So che sanno che sappiamo
Niente paura, il gioco di parole del titolo non riguarda voi lettori. Vorrebbe essere, appunto, un gioco rivolto chi continua a ritardare l’attesissima e indispensabile riforma portuale, con annessi e connessi. Sia chiaro che anche chi, come me, non ha mai fatto politica, non ignora i mille “cancelli” che chi governa deve superare per arrivare al dunque. Altrimenti c’è il metodo Trump: che ogni tanto mi verrebbe da rimpiangere per questo nostro paese perennemente in attesa.
Sorvoliamo. Torno alla riforma della riforma della riforma: definizione ironica ma reale perché siamo al terzo step. Perché non parte? Perché, per quello che io so, non ci sono accordi tra partiti su alcuni passaggi che riformerebbero davvero: le “pagelle” ai presidenti delle Autorità di Sistema Portuale (Adsp); le semi-privatizzazioni alla spagnola; la riduzione del numero dei sistemi; un sistema di controllori centrali che accentri le troppe interferenze di una pletora di ministeri e di enti, tutti l’un contro l’altro armati per difendere il proprio potere…
Non aggiungo altro, ma già questi temi sono un quadro significativo.

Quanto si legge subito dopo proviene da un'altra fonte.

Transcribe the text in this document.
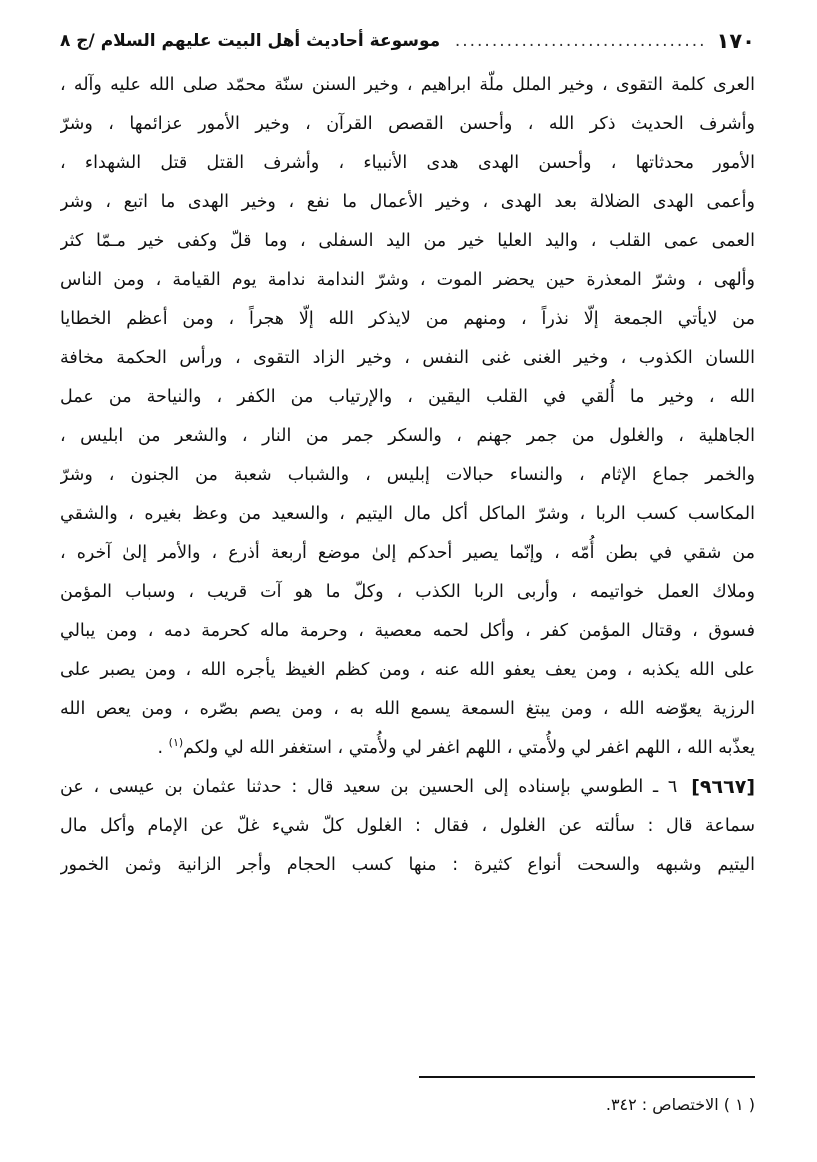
١٧٠
..................................
موسوعة أحاديث أهل البيت عليهم السلام /ج ٨
العرى كلمة التقوى ، وخير الملل ملّة ابراهيم ، وخير السنن سنّة محمّد صلى الله عليه وآله ،
وأشرف الحديث ذكر الله ، وأحسن القصص القرآن ، وخير الأمور عزائمها ، وشرّ
الأمور محدثاتها ، وأحسن الهدى هدى الأنبياء ، وأشرف القتل قتل الشهداء ،
وأعمى الهدى الضلالة بعد الهدى ، وخير الأعمال ما نفع ، وخير الهدى ما اتبع ، وشر
العمى عمى القلب ، واليد العليا خير من اليد السفلى ، وما قلّ وكفى خير مـمّا كثر
وألهى ، وشرّ المعذرة حين يحضر الموت ، وشرّ الندامة ندامة يوم القيامة ، ومن الناس
من لايأتي الجمعة إلّا نذراً ، ومنهم من لايذكر الله إلّا هجراً ، ومن أعظم الخطايا
اللسان الكذوب ، وخير الغنى غنى النفس ، وخير الزاد التقوى ، ورأس الحكمة مخافة
الله ، وخير ما أُلقي في القلب اليقين ، والإرتياب من الكفر ، والنياحة من عمل
الجاهلية ، والغلول من جمر جهنم ، والسكر جمر من النار ، والشعر من ابليس ،
والخمر جماع الإثام ، والنساء حبالات إبليس ، والشباب شعبة من الجنون ، وشرّ
المكاسب كسب الربا ، وشرّ الماكل أكل مال اليتيم ، والسعيد من وعظ بغيره ، والشقي
من شقي في بطن أُمّه ، وإنّما يصير أحدكم إلىٰ موضع أربعة أذرع ، والأمر إلىٰ آخره ،
وملاك العمل خواتيمه ، وأربى الربا الكذب ، وكلّ ما هو آت قريب ، وسباب المؤمن
فسوق ، وقتال المؤمن كفر ، وأكل لحمه معصية ، وحرمة ماله كحرمة دمه ، ومن يبالي
على الله يكذبه ، ومن يعف يعفو الله عنه ، ومن كظم الغيظ يأجره الله ، ومن يصبر على
الرزية يعوّضه الله ، ومن يبتغ السمعة يسمع الله به ، ومن يصم بصّره ، ومن يعص الله
يعذّبه الله ، اللهم اغفر لي ولأُمتي ، اللهم اغفر لي ولأُمتي ، استغفر الله لي ولكم$^{(١)}$ .
[٩٦٦٧]
٦ ـ الطوسي بإسناده إلى الحسين بن سعيد قال : حدثنا عثمان بن عيسى ، عن
سماعة قال : سألته عن الغلول ، فقال : الغلول كلّ شيء غلّ عن الإمام وأكل مال
اليتيم وشبهه والسحت أنواع كثيرة : منها كسب الحجام وأجر الزانية وثمن الخمور
( ١ ) الاختصاص : ٣٤٢.
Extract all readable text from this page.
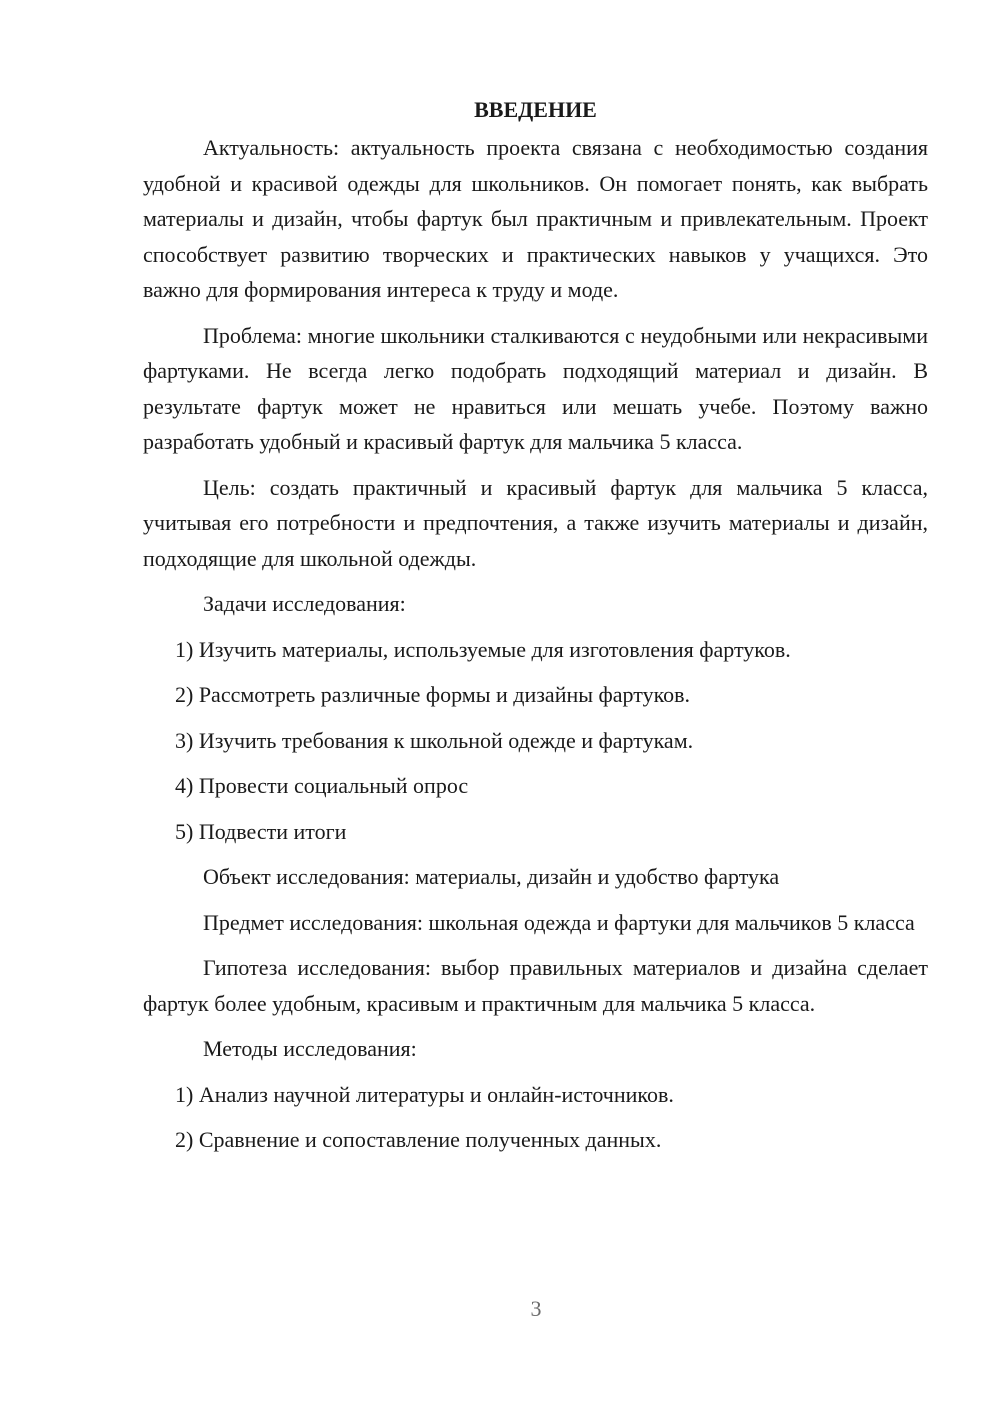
ВВЕДЕНИЕ

Актуальность: актуальность проекта связана с необходимостью создания удобной и красивой одежды для школьников. Он помогает понять, как выбрать материалы и дизайн, чтобы фартук был практичным и привлекательным. Проект способствует развитию творческих и практических навыков у учащихся. Это важно для формирования интереса к труду и моде.

Проблема: многие школьники сталкиваются с неудобными или некрасивыми фартуками. Не всегда легко подобрать подходящий материал и дизайн. В результате фартук может не нравиться или мешать учебе. Поэтому важно разработать удобный и красивый фартук для мальчика 5 класса.

Цель: создать практичный и красивый фартук для мальчика 5 класса, учитывая его потребности и предпочтения, а также изучить материалы и дизайн, подходящие для школьной одежды.

Задачи исследования:

1) Изучить материалы, используемые для изготовления фартуков.
2) Рассмотреть различные формы и дизайны фартуков.
3) Изучить требования к школьной одежде и фартукам.
4) Провести социальный опрос
5) Подвести итоги

Объект исследования: материалы, дизайн и удобство фартука

Предмет исследования: школьная одежда и фартуки для мальчиков 5 класса

Гипотеза исследования: выбор правильных материалов и дизайна сделает фартук более удобным, красивым и практичным для мальчика 5 класса.

Методы исследования:

1) Анализ научной литературы и онлайн-источников.
2) Сравнение и сопоставление полученных данных.
3
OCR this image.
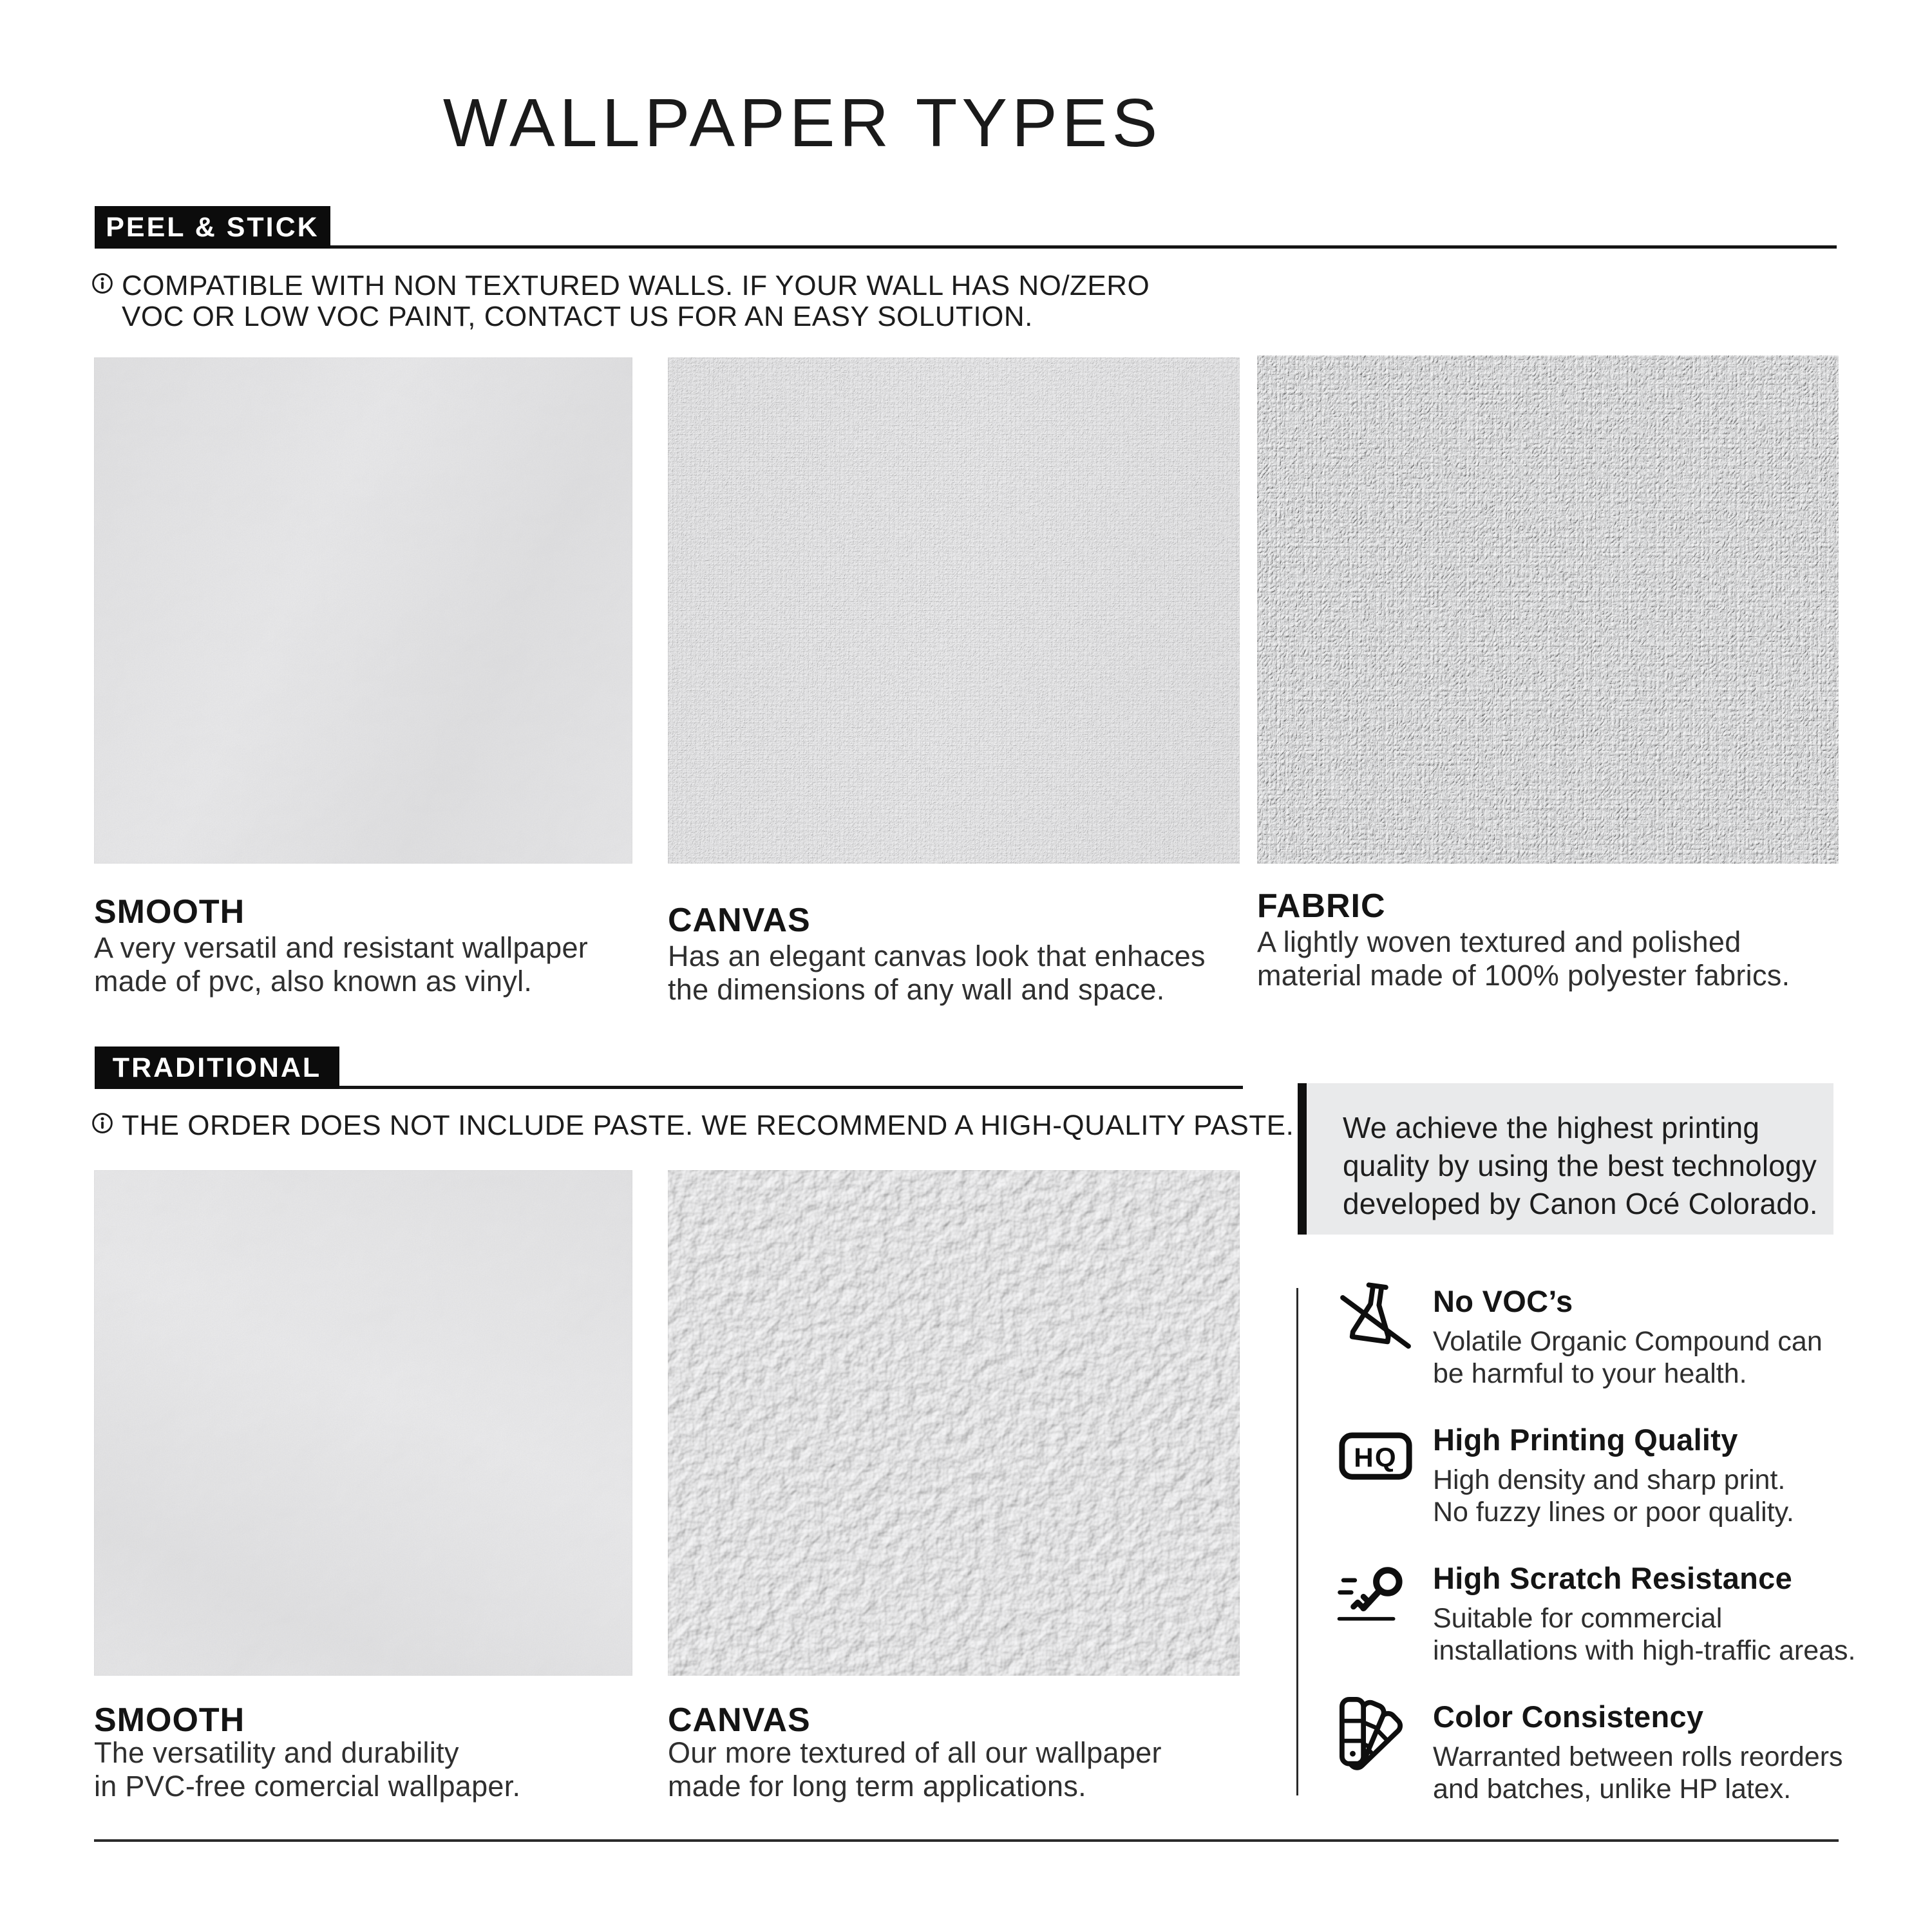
WALLPAPER TYPES
PEEL & STICK
COMPATIBLE WITH NON TEXTURED WALLS. IF YOUR WALL HAS NO/ZERO
VOC OR LOW VOC PAINT, CONTACT US FOR AN EASY SOLUTION.
SMOOTH
A very versatil and resistant wallpaper
made of pvc, also known as vinyl.
CANVAS
Has an elegant canvas look that enhaces
the dimensions of any wall and space.
FABRIC
A lightly woven textured and polished
material made of 100% polyester fabrics.
TRADITIONAL
THE ORDER DOES NOT INCLUDE PASTE. WE RECOMMEND A HIGH-QUALITY PASTE.
SMOOTH
The versatility and durability
in PVC-free comercial wallpaper.
CANVAS
Our more textured of all our wallpaper
made for long term applications.
We achieve the highest printing
quality by using the best technology
developed by Canon Océ Colorado.
No VOC’s
Volatile Organic Compound can
be harmful to your health.
HQ
High Printing Quality
High density and sharp print.
No fuzzy lines or poor quality.
High Scratch Resistance
Suitable for commercial
installations with high-traffic areas.
Color Consistency
Warranted between rolls reorders
and batches, unlike HP latex.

So anche – vedete? – che non si fanno i presidenti scaduti e in scadenza perché il mercatino delle vacche è impostato in chiave partitica: il colore di ciascuna Regione dovrebbe riflettersi nella presidenza della relativa Autorità di Sistema Portuale. Semplice? Mica tanto: ci sono Adsp divise tra due regioni di colore diverso; e ci sono, anche dove il colore è unico, le beghe personali dei vari “boss” locali, delle interferenze dei “boss” non locali (Roma), degli interessi imprenditoriali legittimi o un po’ meno. Eccetera.
Per chiudere, so che sapete che so anche perché il cluster portuale quasi ovunque sta zitto e aspetta. Poche vocette, isolate e a toni bassi; ma alla fine i “pollai” danno ancora uova e dunque, tiremm innanz. O non è così?